Contenuto esterno

Il seguente contenuto proviene da partner esterni. Non possiamo dunque garantire che sia accessibile per tutti gli utenti.

Il 25 giugno prossimo nei locali dell'Università di Friburgo verrà presentato al pubblico uno studio sui rapporti tra Chiesa e Stato in Svizzera, realizzato da una commissione di esperti incaricata dalla Conferenza dei vescovi svizzeri (CVS). L'opera è intitolata "Staatskirchenrechtliche Körperschaften im Dienst an der Sendung der katholischen Kirche in der Schweiz" ed esiste per ora soltanto in tedesco.

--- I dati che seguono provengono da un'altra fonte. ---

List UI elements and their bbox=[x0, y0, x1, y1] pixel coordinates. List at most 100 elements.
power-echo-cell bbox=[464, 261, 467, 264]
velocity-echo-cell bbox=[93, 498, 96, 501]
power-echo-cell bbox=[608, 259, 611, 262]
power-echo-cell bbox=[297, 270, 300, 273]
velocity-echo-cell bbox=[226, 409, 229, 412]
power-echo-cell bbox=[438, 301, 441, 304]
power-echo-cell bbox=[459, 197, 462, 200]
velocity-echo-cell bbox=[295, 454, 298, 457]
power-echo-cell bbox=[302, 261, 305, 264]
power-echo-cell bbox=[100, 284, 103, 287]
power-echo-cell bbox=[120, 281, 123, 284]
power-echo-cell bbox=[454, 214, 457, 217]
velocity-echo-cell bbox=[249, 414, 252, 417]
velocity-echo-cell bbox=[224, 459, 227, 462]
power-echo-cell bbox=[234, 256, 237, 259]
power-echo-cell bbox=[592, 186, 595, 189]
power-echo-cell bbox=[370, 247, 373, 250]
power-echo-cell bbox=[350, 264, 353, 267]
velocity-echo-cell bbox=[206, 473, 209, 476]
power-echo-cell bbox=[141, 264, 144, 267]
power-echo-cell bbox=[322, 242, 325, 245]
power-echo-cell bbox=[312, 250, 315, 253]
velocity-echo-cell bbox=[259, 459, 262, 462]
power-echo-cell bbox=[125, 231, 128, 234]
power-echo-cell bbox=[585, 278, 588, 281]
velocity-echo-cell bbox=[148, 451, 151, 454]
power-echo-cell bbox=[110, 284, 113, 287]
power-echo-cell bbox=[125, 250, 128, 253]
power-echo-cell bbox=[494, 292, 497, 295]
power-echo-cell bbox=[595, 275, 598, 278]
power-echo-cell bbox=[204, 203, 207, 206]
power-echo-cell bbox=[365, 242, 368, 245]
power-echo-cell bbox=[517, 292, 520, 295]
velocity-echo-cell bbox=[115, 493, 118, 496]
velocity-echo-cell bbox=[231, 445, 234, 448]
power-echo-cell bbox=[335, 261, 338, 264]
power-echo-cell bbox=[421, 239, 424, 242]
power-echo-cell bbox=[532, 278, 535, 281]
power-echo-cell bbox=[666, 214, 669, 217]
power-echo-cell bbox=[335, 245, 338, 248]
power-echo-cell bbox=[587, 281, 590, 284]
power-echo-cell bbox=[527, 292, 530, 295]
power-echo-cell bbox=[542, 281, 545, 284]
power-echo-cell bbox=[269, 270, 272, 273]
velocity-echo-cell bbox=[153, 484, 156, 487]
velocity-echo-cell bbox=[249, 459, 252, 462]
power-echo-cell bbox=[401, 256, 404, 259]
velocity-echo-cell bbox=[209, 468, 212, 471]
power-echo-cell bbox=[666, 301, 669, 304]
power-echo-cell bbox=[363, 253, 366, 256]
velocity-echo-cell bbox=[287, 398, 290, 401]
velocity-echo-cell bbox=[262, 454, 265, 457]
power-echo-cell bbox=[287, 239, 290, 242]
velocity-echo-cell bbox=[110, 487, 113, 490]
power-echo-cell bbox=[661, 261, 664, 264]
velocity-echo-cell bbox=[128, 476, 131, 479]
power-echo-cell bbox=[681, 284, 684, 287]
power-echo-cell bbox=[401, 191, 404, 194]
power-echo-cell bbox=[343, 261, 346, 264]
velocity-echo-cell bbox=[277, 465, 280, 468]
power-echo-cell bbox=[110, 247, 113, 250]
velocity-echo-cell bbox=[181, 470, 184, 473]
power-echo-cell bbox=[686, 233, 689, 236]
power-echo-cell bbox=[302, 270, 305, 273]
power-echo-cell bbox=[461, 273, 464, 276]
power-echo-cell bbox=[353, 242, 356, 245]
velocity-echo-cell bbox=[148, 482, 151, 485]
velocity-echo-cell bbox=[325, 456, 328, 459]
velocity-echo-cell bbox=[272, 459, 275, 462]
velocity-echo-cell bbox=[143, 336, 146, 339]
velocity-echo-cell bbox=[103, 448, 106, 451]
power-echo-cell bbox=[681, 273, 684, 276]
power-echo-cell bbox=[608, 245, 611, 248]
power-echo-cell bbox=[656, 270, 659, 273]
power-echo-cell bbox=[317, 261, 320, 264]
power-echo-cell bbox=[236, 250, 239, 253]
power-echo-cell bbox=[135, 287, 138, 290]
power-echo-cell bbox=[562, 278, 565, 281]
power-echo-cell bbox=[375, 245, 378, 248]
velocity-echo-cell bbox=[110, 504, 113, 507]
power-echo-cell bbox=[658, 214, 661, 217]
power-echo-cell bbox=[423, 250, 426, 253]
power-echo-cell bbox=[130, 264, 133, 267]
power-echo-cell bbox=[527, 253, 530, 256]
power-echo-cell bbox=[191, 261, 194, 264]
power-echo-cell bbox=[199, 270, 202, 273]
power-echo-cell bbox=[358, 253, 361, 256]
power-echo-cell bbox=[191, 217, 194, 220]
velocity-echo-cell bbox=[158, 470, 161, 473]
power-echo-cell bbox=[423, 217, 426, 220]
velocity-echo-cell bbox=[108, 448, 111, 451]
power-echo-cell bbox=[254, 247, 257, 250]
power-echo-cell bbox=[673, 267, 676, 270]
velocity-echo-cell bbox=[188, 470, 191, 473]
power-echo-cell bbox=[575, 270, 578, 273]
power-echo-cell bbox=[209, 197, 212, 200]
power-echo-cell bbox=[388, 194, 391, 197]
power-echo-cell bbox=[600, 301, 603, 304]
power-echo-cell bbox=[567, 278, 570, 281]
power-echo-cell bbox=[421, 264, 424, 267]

La CVS ha istituito la commissione nel 2009. I rapporti tra Stato e Chiesa si configurano in Svizzera in modo estremamente variato, tanto quanto lo è il federalismo, che colloca la regolamentazione dei rapporti con la religione sotto l'autorità sovrana dei Cantoni.

Con la commissione di esperti - si legge in un comunicato della CVS - i vescovi non si prefiggevano di sconvolgere nei fondamenti i rapporti Chiesa–Stato, né di perseguire un cambiamento sistemico. A loro sta a cuore di far evolvere questi rapporti, perché meglio corrispondano alle sfide prospettate dai rapidi e profondi mutamenti a livello di Stato e di Chiesa.

I temi trattati nel libro vanno dalle questioni inerenti all'elezione e rielezione del parroco a questioni giuridiche fondamentali, come per esempio quella sul rapporto che intercorre tra la struttura delle corporazioni di diritto pubblico ecclesiastico e il principio della libertà religiosa.

Alla presentazione del volume interverranno tra gli altri monsignor Markus Büchel, presidente della CVS, Libero Gerosa, Presidente della Commissione di esperti e direttore dell'Istituto internazionale di Diritto canonico e Diritto comparato delle religioni a Lugano, e il cardinale Francesco Coccopalmerio, presidente del Pontificio Consiglio per l'Interpretazione dei testi legislativi.